Accumulators are variables that are used for aggregating information across the executors.
They can be used to implement counters (as in MapReduce) or sums. Spark natively supports accumulators of numeric types, and programmers can add support for new types. If accumulators are created with a name, they will be displayed in Spark’s UI. This can be useful for understanding the progress of running stages (NOTE − this is not yet supported in Python).
An accumulator is created from an initial value v by calling SparkContext.accumulator(v). Tasks running on the cluster can then add to it using the add method or the += operator (in Scala and Python). However, they cannot read its value. Only the driver program can read the accumulator’s value, using its value method.

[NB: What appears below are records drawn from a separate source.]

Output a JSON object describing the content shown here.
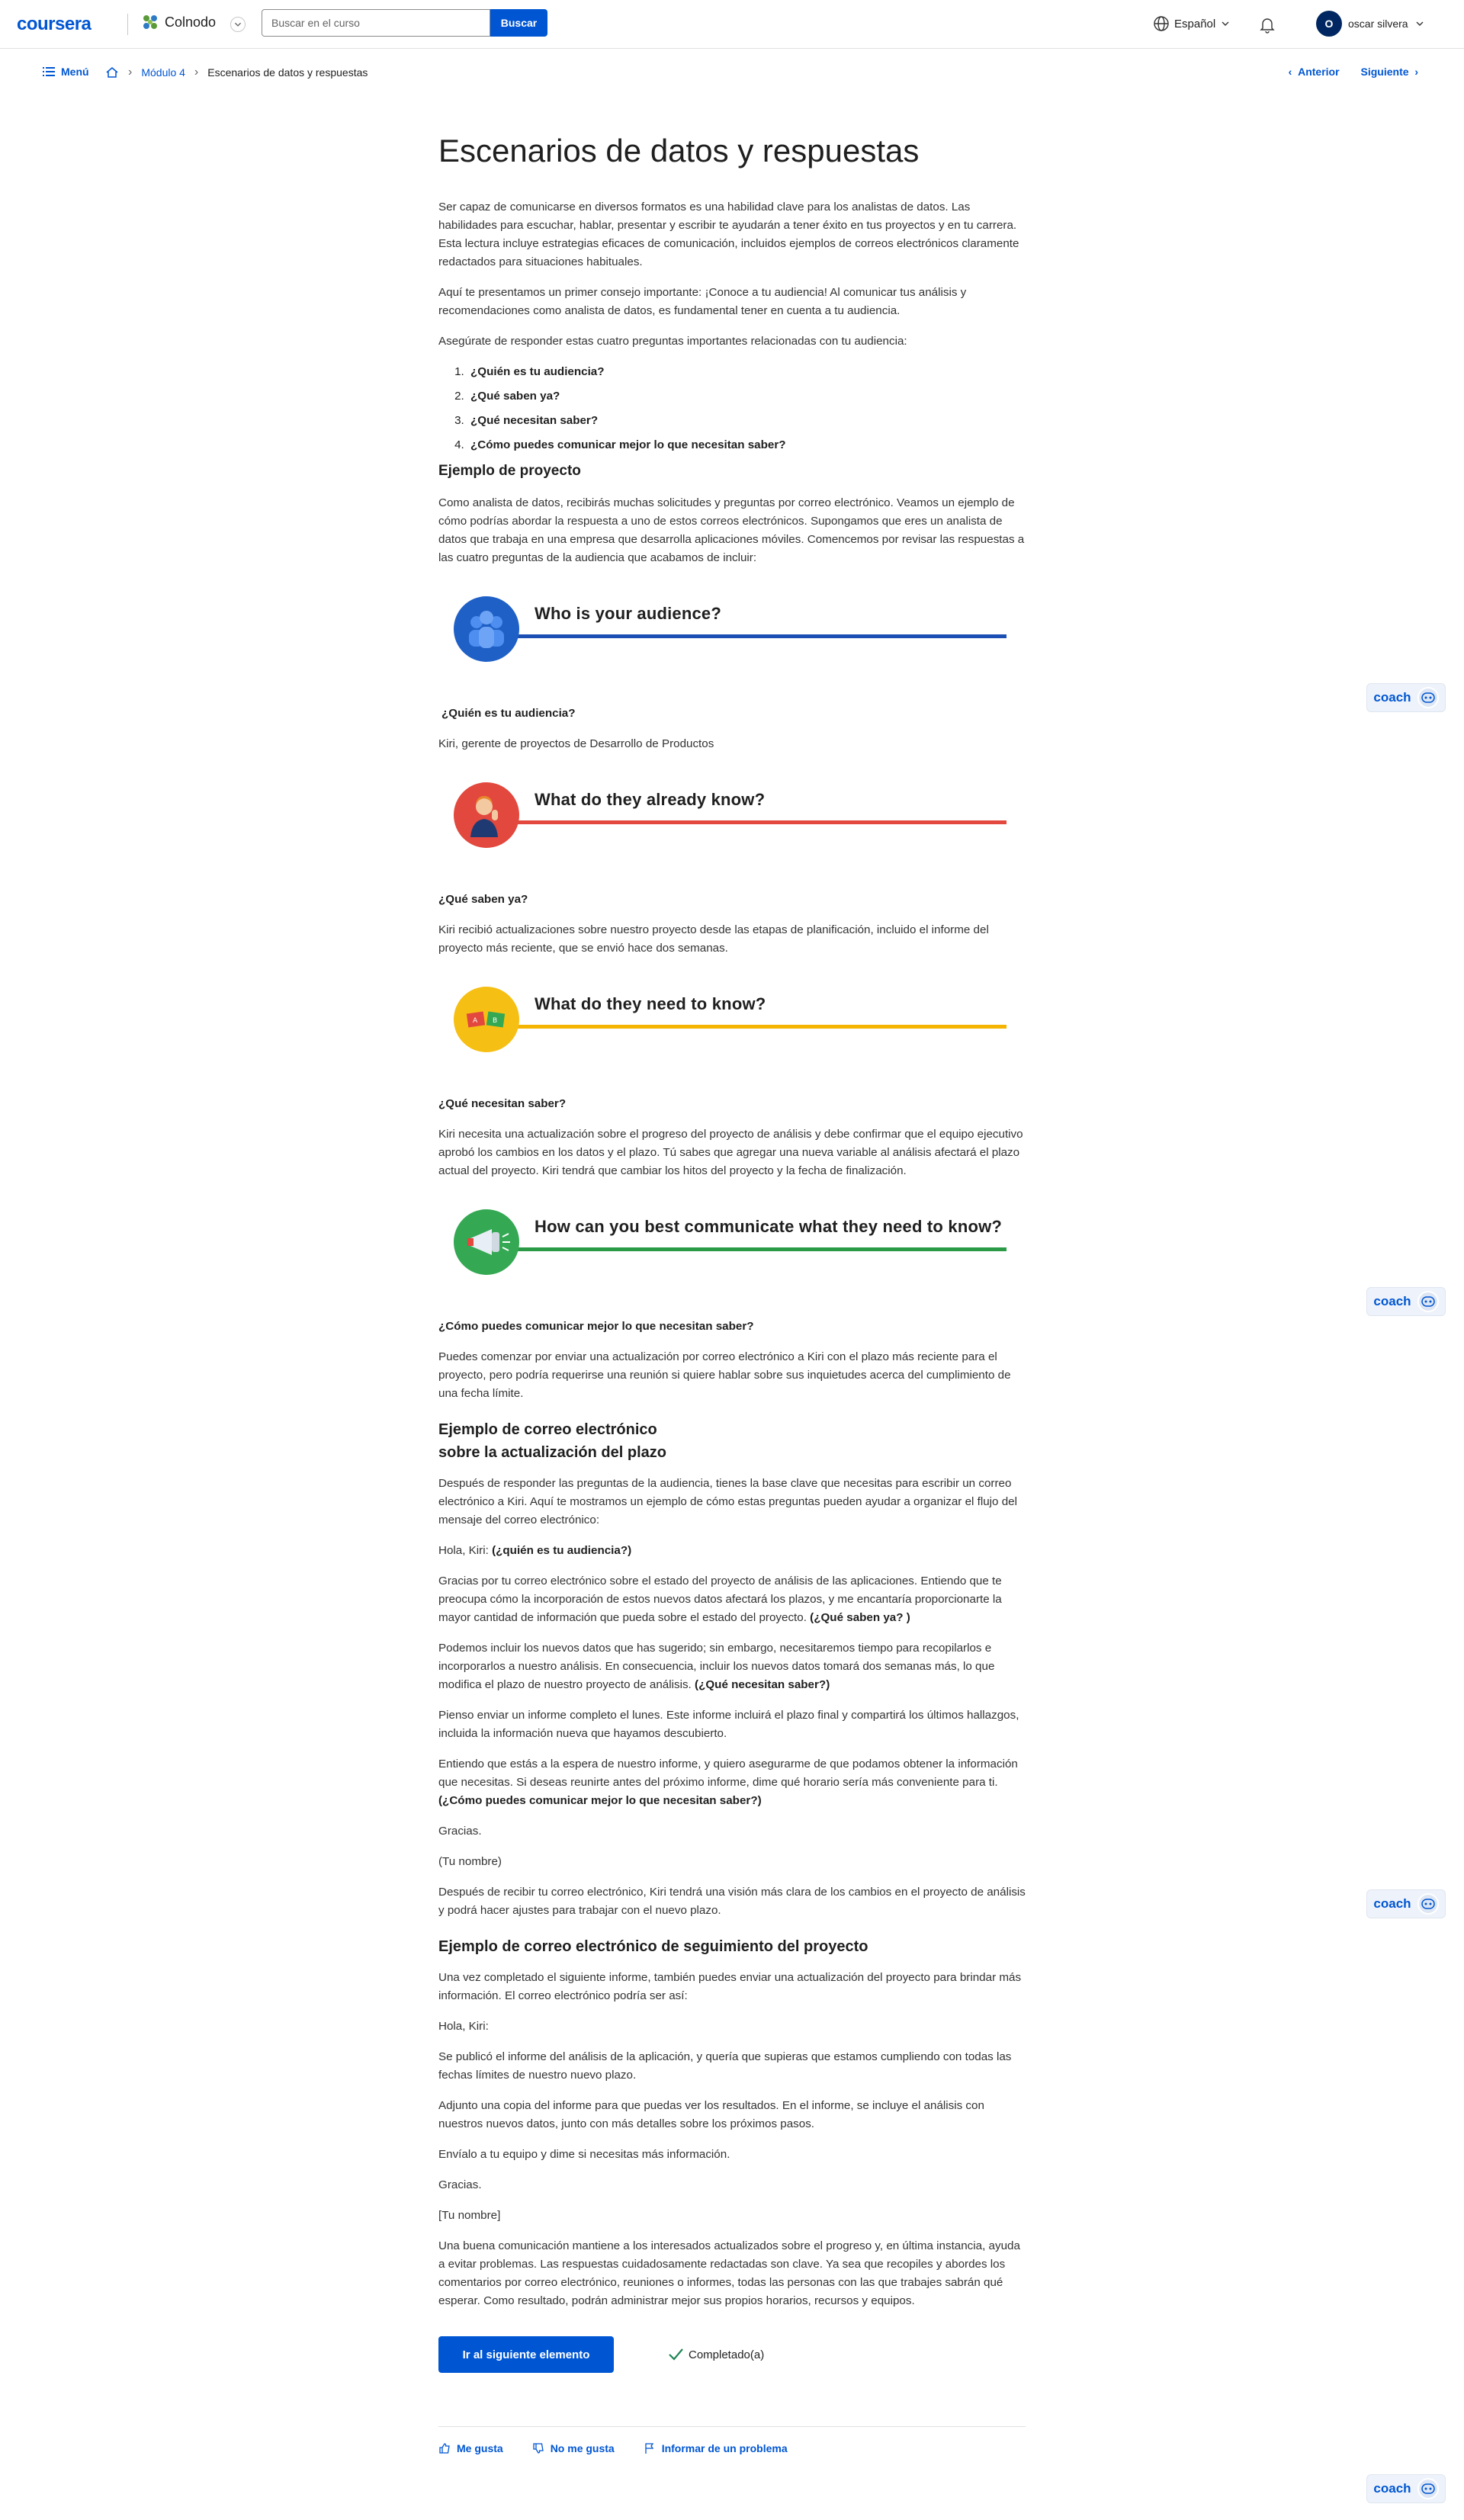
{
  "header": {
    "brand": "coursera",
    "partner": "Colnodo",
    "search_placeholder": "Buscar en el curso",
    "search_button": "Buscar",
    "language": "Español",
    "user_initial": "O",
    "user_name": "oscar silvera"
  },
  "breadcrumb": {
    "menu": "Menú",
    "module": "Módulo 4",
    "current": "Escenarios de datos y respuestas",
    "prev": "Anterior",
    "next": "Siguiente"
  },
  "article": {
    "title": "Escenarios de datos y respuestas",
    "intro1": "Ser capaz de comunicarse en diversos formatos es una habilidad clave para los analistas de datos. Las habilidades para escuchar, hablar, presentar y escribir te ayudarán a tener éxito en tus proyectos y en tu carrera. Esta lectura incluye estrategias eficaces de comunicación, incluidos ejemplos de correos electrónicos claramente redactados para situaciones habituales.",
    "intro2": "Aquí te presentamos un primer consejo importante: ¡Conoce a tu audiencia! Al comunicar tus análisis y recomendaciones como analista de datos, es fundamental tener en cuenta a tu audiencia.",
    "intro3": "Asegúrate de responder estas cuatro preguntas importantes relacionadas con tu audiencia:",
    "questions": [
      "¿Quién es tu audiencia?",
      "¿Qué saben ya?",
      "¿Qué necesitan saber?",
      "¿Cómo puedes comunicar mejor lo que necesitan saber?"
    ],
    "project_heading": "Ejemplo de proyecto",
    "project_text": "Como analista de datos, recibirás muchas solicitudes y preguntas por correo electrónico. Veamos un ejemplo de cómo podrías abordar la respuesta a uno de estos correos electrónicos. Supongamos que eres un analista de datos que trabaja en una empresa que desarrolla aplicaciones móviles. Comencemos por revisar las respuestas a las cuatro preguntas de la audiencia que acabamos de incluir:",
    "banners": [
      {
        "text": "Who is your audience?",
        "color": "#1b4fb3",
        "circle": "#1f60c6",
        "icon": "people-icon"
      },
      {
        "text": "What do they already know?",
        "color": "#e2483d",
        "circle": "#e2483d",
        "icon": "person-icon"
      },
      {
        "text": "What do they need to know?",
        "color": "#f4b400",
        "circle": "#f6bf14",
        "icon": "flags-icon"
      },
      {
        "text": "How can you best communicate what they need to know?",
        "color": "#2b9a47",
        "circle": "#34a853",
        "icon": "megaphone-icon"
      }
    ],
    "q1_head": "¿Quién es tu audiencia?",
    "q1_text": "Kiri, gerente de proyectos de Desarrollo de Productos",
    "q2_head": "¿Qué saben ya?",
    "q2_text": "Kiri recibió actualizaciones sobre nuestro proyecto desde las etapas de planificación, incluido el informe del proyecto más reciente, que se envió hace dos semanas.",
    "q3_head": "¿Qué necesitan saber?",
    "q3_text": "Kiri necesita una actualización sobre el progreso del proyecto de análisis y debe confirmar que el equipo ejecutivo aprobó los cambios en los datos y el plazo. Tú sabes que agregar una nueva variable al análisis afectará el plazo actual del proyecto. Kiri tendrá que cambiar los hitos del proyecto y la fecha de finalización.",
    "q4_head": "¿Cómo puedes comunicar mejor lo que necesitan saber?",
    "q4_text": "Puedes comenzar por enviar una actualización por correo electrónico a Kiri con el plazo más reciente para el proyecto, pero podría requerirse una reunión si quiere hablar sobre sus inquietudes acerca del cumplimiento de una fecha límite.",
    "email1_heading_l1": "Ejemplo de correo electrónico",
    "email1_heading_l2": "sobre la actualización del plazo",
    "email1_intro": "Después de responder las preguntas de la audiencia, tienes la base clave que necesitas para escribir un correo electrónico a Kiri. Aquí te mostramos un ejemplo de cómo estas preguntas pueden ayudar a organizar el flujo del mensaje del correo electrónico:",
    "email1_greet": "Hola, Kiri: ",
    "email1_greet_b": "(¿quién es tu audiencia?)",
    "email1_p1": "Gracias por tu correo electrónico sobre el estado del proyecto de análisis de las aplicaciones. Entiendo que te preocupa cómo la incorporación de estos nuevos datos afectará los plazos, y me encantaría proporcionarte la mayor cantidad de información que pueda sobre el estado del proyecto. ",
    "email1_p1_b": "(¿Qué saben ya? )",
    "email1_p2": "Podemos incluir los nuevos datos que has sugerido; sin embargo, necesitaremos tiempo para recopilarlos e incorporarlos a nuestro análisis. En consecuencia, incluir los nuevos datos tomará dos semanas más, lo que modifica el plazo de nuestro proyecto de análisis. ",
    "email1_p2_b": "(¿Qué necesitan saber?)",
    "email1_p3": "Pienso enviar un informe completo el lunes. Este informe incluirá el plazo final y compartirá los últimos hallazgos, incluida la información nueva que hayamos descubierto.",
    "email1_p4": "Entiendo que estás a la espera de nuestro informe, y quiero asegurarme de que podamos obtener la información que necesitas. Si deseas reunirte antes del próximo informe, dime qué horario sería más conveniente para ti.",
    "email1_p4_b": "(¿Cómo puedes comunicar mejor lo que necesitan saber?)",
    "email1_thanks": "Gracias.",
    "email1_sign": "(Tu nombre)",
    "email1_after": "Después de recibir tu correo electrónico, Kiri tendrá una visión más clara de los cambios en el proyecto de análisis y podrá hacer ajustes para trabajar con el nuevo plazo.",
    "email2_heading": "Ejemplo de correo electrónico de seguimiento del proyecto",
    "email2_intro": "Una vez completado el siguiente informe, también puedes enviar una actualización del proyecto para brindar más información. El correo electrónico podría ser así:",
    "email2_greet": "Hola, Kiri:",
    "email2_p1": "Se publicó el informe del análisis de la aplicación, y quería que supieras que estamos cumpliendo con todas las fechas límites de nuestro nuevo plazo.",
    "email2_p2": "Adjunto una copia del informe para que puedas ver los resultados. En el informe, se incluye el análisis con nuestros nuevos datos, junto con más detalles sobre los próximos pasos.",
    "email2_p3": "Envíalo a tu equipo y dime si necesitas más información.",
    "email2_thanks": "Gracias.",
    "email2_sign": "[Tu nombre]",
    "closing": "Una buena comunicación mantiene a los interesados actualizados sobre el progreso y, en última instancia, ayuda a evitar problemas. Las respuestas cuidadosamente redactadas son clave. Ya sea que recopiles y abordes los comentarios por correo electrónico, reuniones o informes, todas las personas con las que trabajes sabrán qué esperar. Como resultado, podrán administrar mejor sus propios horarios, recursos y equipos."
  },
  "footer_actions": {
    "next_item": "Ir al siguiente elemento",
    "completed": "Completado(a)",
    "like": "Me gusta",
    "dislike": "No me gusta",
    "report": "Informar de un problema"
  },
  "coach_label": "coach",
  "colors": {
    "accent": "#0056d2",
    "success": "#1f8354"
  }
}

The code given below shows an accumulator being used to add up the elements of an array −
scala> val accum = sc.accumulator(0)
scala> sc.parallelize(Array(1, 2, 3, 4)).foreach(x => accum += x)
scala> accum.value
Output
res2: Int = 10
Answering your question "When are accumulators truly reliable ?"
Accumulators re truel reliable when they are present in an Action operation.
In an Action Task, even if any restarted tasks are present it will update Accumulator only once.
For accumulator updates are performed inside actions only, Spark guarantees that each task’s update will be applied to the accumulator only once.
Accumulator updates are sent back to the driver when a task is successfully completed. So your accumulator results are guaranteed to be correct when you are certain that each task will have been executed exactly once and each task did as you expected.